When I Grow Up

That is the beginning of a sentence that most of us can remembering answering since as far back as kindergarten. And as most of us recall the answers were usually firefighters, nurses, teachers, scientists, Presidents, etc. However, you never heard children saying they wanted to be accountants or work for the IRS. So how in the heck did I end up crunching numbers for a living? To be truthful I really like what I do and I am very passionate about it (pass the barf bag please). While I do like my actual "career" I don't think it's quite exciting enough. No wonder little Johnny in the back of the class never said he aspired to be a number cruncher for a living.
Somewhere along the way we get lost into the traditional career track and lose sight of what really excites us. I feel like I'm so consumed with work that I have forgotten about the things that I actually like to do when there is time permitting. I think people who have children are blessed because they actually get to live through their children's eyes which brings back that innocent fun loving individual but for those of us who don't have children yet it can sometimes be a barrier. It definitely takes more of a self-discovery journey to find those things that we have "lost". Now my husband has a wide array of interests that he enjoys such as golf, poker, bowling, and many many more. While I do like to read I would like to hope that on my gravestone I'm not remembered by the sentence "She loved to read". I mean that makes me sound really lame and flat.
I think it's all about aligning my life around my personality. I work in an office with no windows and basically argue with numbers all day until I'm blue in the face. I would like to consider myself a social butterfly and an outgoing person which does not align with independent work at all. I'm in the process of revamping my career goals to satisfy my current career situation. I mean it is possible to be an accountant and be outgoing and social. CPAs get to visit multiple clients, they get summers off to spend time with their children, they get to consult clients on various issues, etc. In college I didn't want to even think about trying to sit for the CPA exam because it would require me sitting in for one more grueling semester and then spend a year studying for something that I may or may not pass. But isn't that what life is about...taking chances?

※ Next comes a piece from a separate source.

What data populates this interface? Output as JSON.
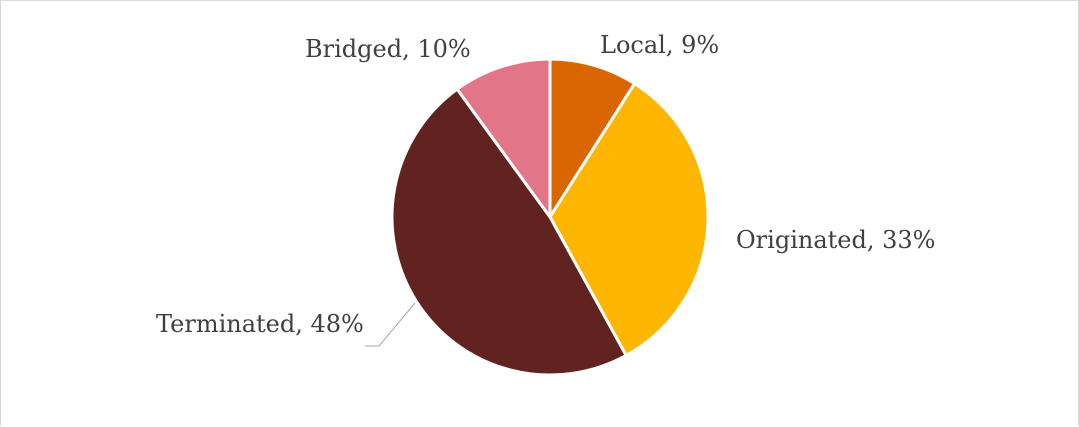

So all of this is getting at the point that I'm going to return to school and finish those grueling 13 hours so that I can sit for the CPA exam in a year or so. I've talked with Brad and he agrees that it would be a good career move since it will add more of the aspects that I like to my job. The kid in me wants to retire early and take trips around the world but the adult in me knows that I won't be able to get there unless I step it up now. Wish me luck!